Keep a written account of any health changes. How are you feeling? A year is a long time, and even if you’ve seen your doctor recently for a specific issue, you want to give him or her an overview of your general health. Don’t assume that small changes in how you feel are not worth mentioning. Make a list throughout the year so that you can give your doctor an accurate picture of what’s happening. For example, include changes in energy level, a suspicious mole, or anything else unusual. While it may seem trivial to you, it could be a symptom of something more significant. Of course, in the case of a mole or other skin condition, or anything else that raises a red flag in your mind, schedule a visit with your doctor as soon as possible.
Take a list of all of your medications and dosages. Your doctor should know what medications you take regularly, but if you have multiple prescriptions from different providers, your records might not be completely up-to-date. A list of each medication, how much you take, and how often, as well as any over-the-counter medications, dietary supplements, or vitamins, will help your doctor better manage your prescriptions and prevent any adverse reactions.

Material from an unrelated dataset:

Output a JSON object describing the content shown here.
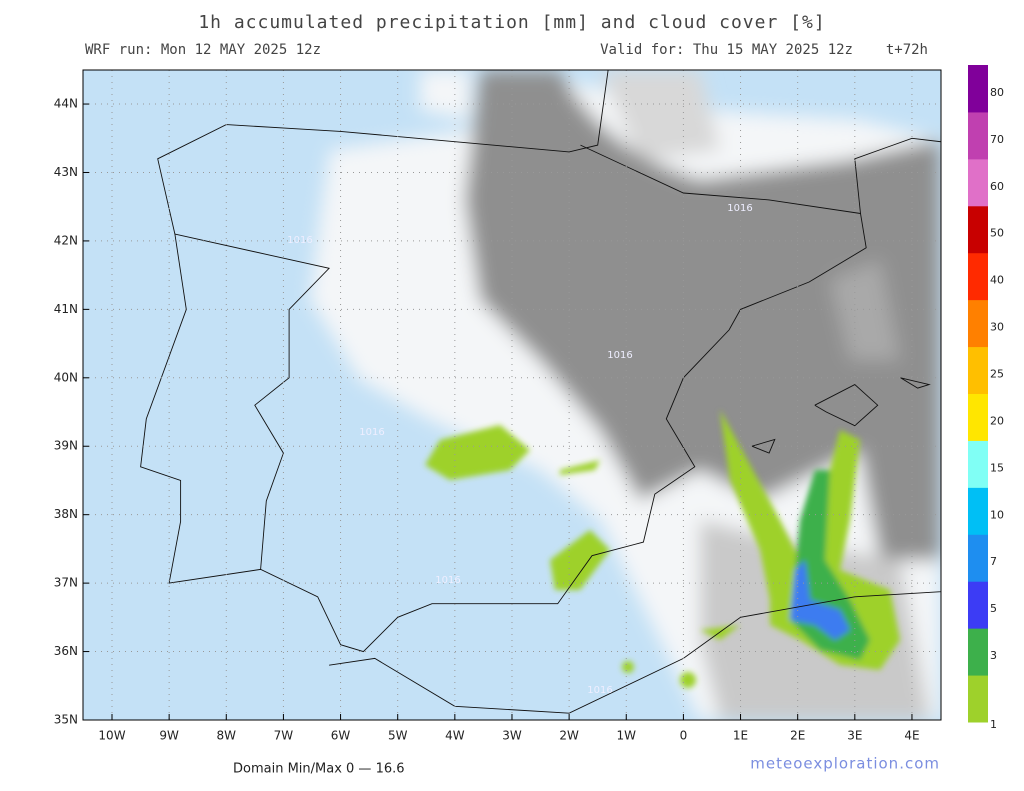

Know about changes in your family history. Any significant changes in your immediate family’s health should be noted in your medical records. Cancer, heart disease, diabetes, and other conditions affecting a parent or sibling could be important information that helps your doctor know what to look for during your physical.

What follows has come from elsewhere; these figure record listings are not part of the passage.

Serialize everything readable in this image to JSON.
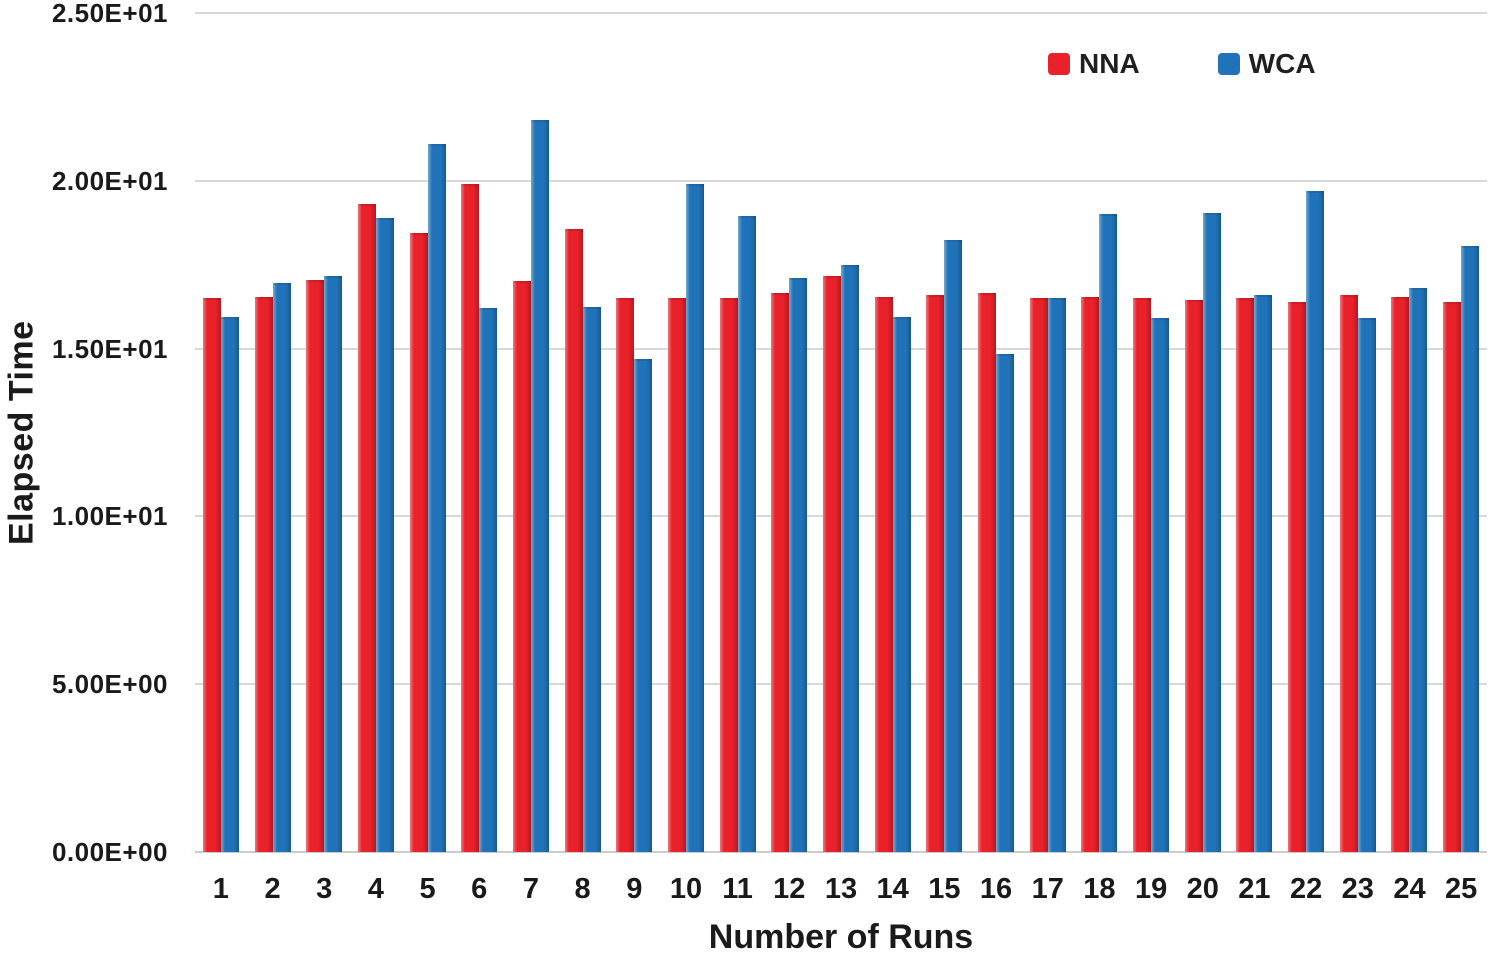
{
  "chart_data": {
    "type": "bar",
    "title": "",
    "xlabel": "Number of Runs",
    "ylabel": "Elapsed Time",
    "categories": [
      "1",
      "2",
      "3",
      "4",
      "5",
      "6",
      "7",
      "8",
      "9",
      "10",
      "11",
      "12",
      "13",
      "14",
      "15",
      "16",
      "17",
      "18",
      "19",
      "20",
      "21",
      "22",
      "23",
      "24",
      "25"
    ],
    "series": [
      {
        "name": "NNA",
        "color": "#e8212a",
        "values": [
          16.5,
          16.55,
          17.05,
          19.3,
          18.45,
          19.9,
          17.0,
          18.55,
          16.5,
          16.5,
          16.5,
          16.65,
          17.15,
          16.55,
          16.6,
          16.65,
          16.5,
          16.55,
          16.5,
          16.45,
          16.5,
          16.4,
          16.6,
          16.55,
          16.4
        ]
      },
      {
        "name": "WCA",
        "color": "#2173b9",
        "values": [
          15.95,
          16.95,
          17.15,
          18.9,
          21.1,
          16.2,
          21.8,
          16.25,
          14.7,
          19.9,
          18.95,
          17.1,
          17.5,
          15.95,
          18.25,
          14.85,
          16.5,
          19.0,
          15.9,
          19.05,
          16.6,
          19.7,
          15.9,
          16.8,
          18.05
        ]
      }
    ],
    "ylim": [
      0,
      25
    ],
    "yticks": [
      0,
      5,
      10,
      15,
      20,
      25
    ],
    "ytick_labels": [
      "0.00E+00",
      "5.00E+00",
      "1.00E+01",
      "1.50E+01",
      "2.00E+01",
      "2.50E+01"
    ],
    "grid": true,
    "legend_position": "top-right",
    "colors": {
      "gridline": "#d8d8d8",
      "axis_line": "#cccccc",
      "text": "#1a1a1a"
    }
  }
}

Questions to ask during your physical
What is my BMI? Your BMI, or body mass index, measures the relationship between your weight and height. If you don’t track your weight closely on a regular basis, it can be helpful to know if your BMI has increased, decreased, or remained stable since your last appointment. A high BMI can raise your risk for many conditions, including heart disease, stroke, and diabetes.
What tests do I need? Ask your doctor what preventive screenings are appropriate and make sure that you get them as recommended. This includes blood tests, a mammogram, colonoscopy, or other procedures depending on your age, gender, family history, or specific medical conditions.
Is it time for vaccines? Vaccines aren’t just for children! In fact, depending on your age and gender, several routine vaccinations might be necessary, including tetanus, diphtheria, pertussis (Tdap), Zoster (shingles), and others.
Based on my overall health status, should I look for anything particular in the coming year? Our bodies change all the time. You may have to keep an eye on certain things that weren’t an issue a year or two ago. Make sure that you ask your doctor if you’re at risk for any conditions and what the symptoms would be.
Above all, don’t let fear or embarrassment discourage you from asking your doctor the questions that are important to you. He or she is your best resource for coordinating your overall care, and it’s essential that you provide a full picture of your health so that your doctor can do his or her job – which is to keep you healthy!